Following cell division
Drosophila S2 cells in culture, stably expressing Histone2Av-GFP (green) and Tubulin-Cherry (red). In mitosis, chromosomes condense and align a microtubule-based spindle. The segregation of sister chromatids marks the beginning of mitotic exit. Cytokinesis completes the division process.

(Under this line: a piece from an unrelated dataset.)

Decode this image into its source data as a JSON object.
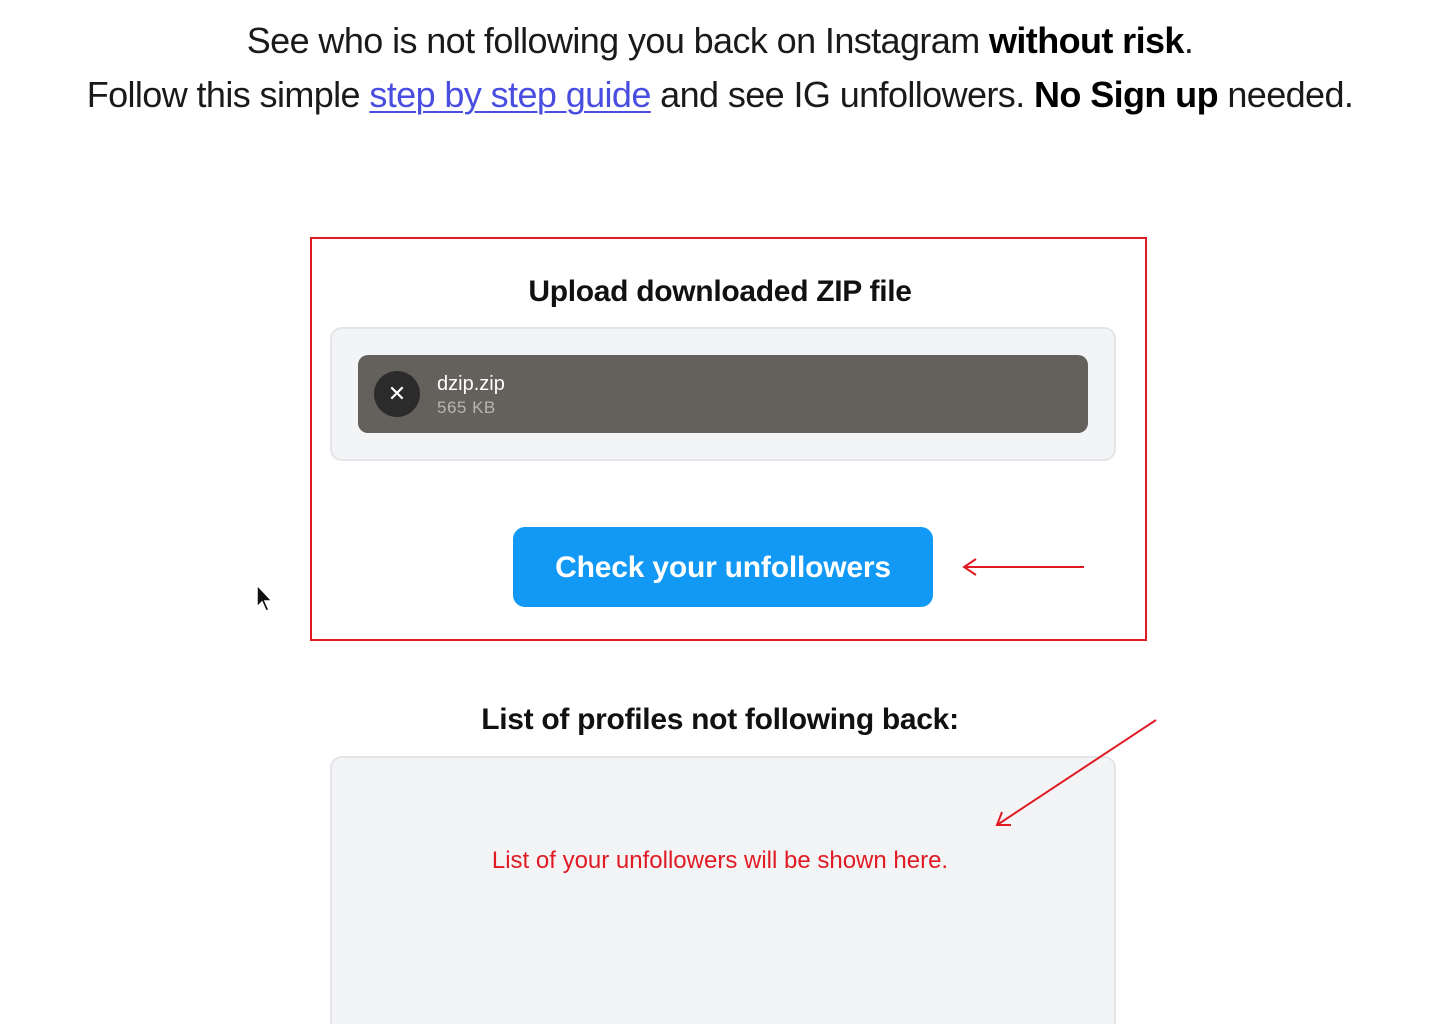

The cell cycle is finely regulated in time and space. This process involves spatial coordination of key regulators including kinases and phosphatases. We are interested in this fundamental aspect of cell biology. The movies below show the dynamic localization of Polo and Gwl kinases in Drosophila cells in culture (acquired on a Spinning Disk Confocal microscope). The behavior of the human orthologs is nearly identical. We are interested in the functions and molecular mechanisms of these changes in localization.

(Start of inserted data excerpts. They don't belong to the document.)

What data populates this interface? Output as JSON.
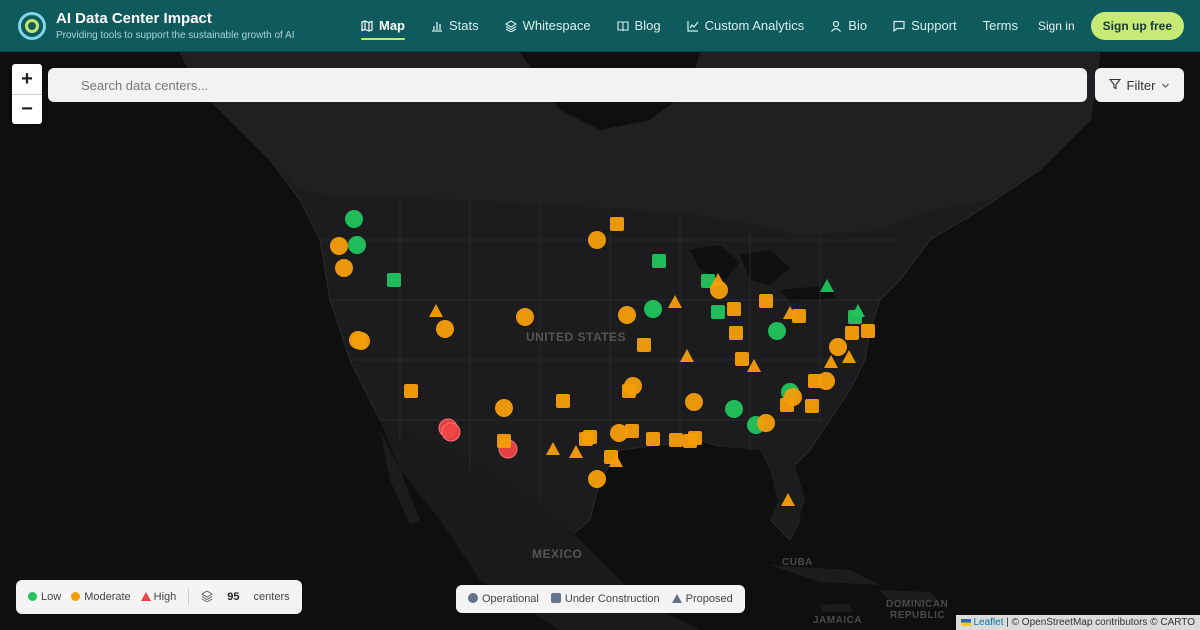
{
  "header": {
    "title": "AI Data Center Impact",
    "subtitle": "Providing tools to support the sustainable growth of AI",
    "nav": [
      {
        "label": "Map",
        "icon": "map-icon",
        "active": true
      },
      {
        "label": "Stats",
        "icon": "bar-chart-icon"
      },
      {
        "label": "Whitespace",
        "icon": "layers-icon"
      },
      {
        "label": "Blog",
        "icon": "book-icon"
      },
      {
        "label": "Custom Analytics",
        "icon": "line-chart-icon"
      },
      {
        "label": "Bio",
        "icon": "user-icon"
      },
      {
        "label": "Support",
        "icon": "chat-icon"
      },
      {
        "label": "Terms",
        "icon": ""
      }
    ],
    "signin_label": "Sign in",
    "signup_label": "Sign up free"
  },
  "map": {
    "zoom_in": "+",
    "zoom_out": "−",
    "search_placeholder": "Search data centers...",
    "filter_label": "Filter",
    "labels": {
      "country_us": "UNITED STATES",
      "country_mx": "MEXICO",
      "cuba": "CUBA",
      "dominican": "DOMINICAN",
      "republic": "REPUBLIC",
      "jamaica": "JAMAICA"
    }
  },
  "legend": {
    "low": "Low",
    "moderate": "Moderate",
    "high": "High",
    "count": "95",
    "count_suffix": "centers",
    "colors": {
      "low": "#22c55e",
      "moderate": "#f59e0b",
      "high": "#ef4444"
    }
  },
  "status_legend": {
    "operational": "Operational",
    "under_construction": "Under Construction",
    "proposed": "Proposed"
  },
  "attribution": {
    "leaflet": "Leaflet",
    "rest": "| © OpenStreetMap contributors © CARTO"
  }
}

Dynamic localization of kinases during cell division
Polo-GFP in a D-Mel cell in culture.
In order to regulate several processes in mitosis and cytokinesis, the Polo kinase localizes to various discrete structures during the cell cycle. In early mitosis, Polo is on centrosomes and kinetochores. At anaphase, Polo appears on the central spindle and the midbody. Polo strongly localizes to microtubules in interphase and cytokinesis but not in early mitosis. See Archambault et al 2008.
Gwl-GFP in a D-Mel cell in culture.
Gwl is nuclear in interphase and becomes cytoplasmic and excluded from the nucleus in prophase, before nuclear envelope breakdown. Why? How? See Wang et al 2013.
GFP-Polo (green) and Histone2Av-RFP (red) in a syncytial embryo
After being laid, the fertilized egg completes meiosis and the first zygotic nucleus enters mitosis. Thirteen rapid rounds of mitosis and DNA replication take place in a syncytium before cellularization of the blastoderm. Nuclei divide synchronously every few minutes, without Gap phases. In the last syncytial cycles (10-13) the nuclei are positioned near the surface of the embryo and they can be imaged on a Spinning Disk Confocal microscope.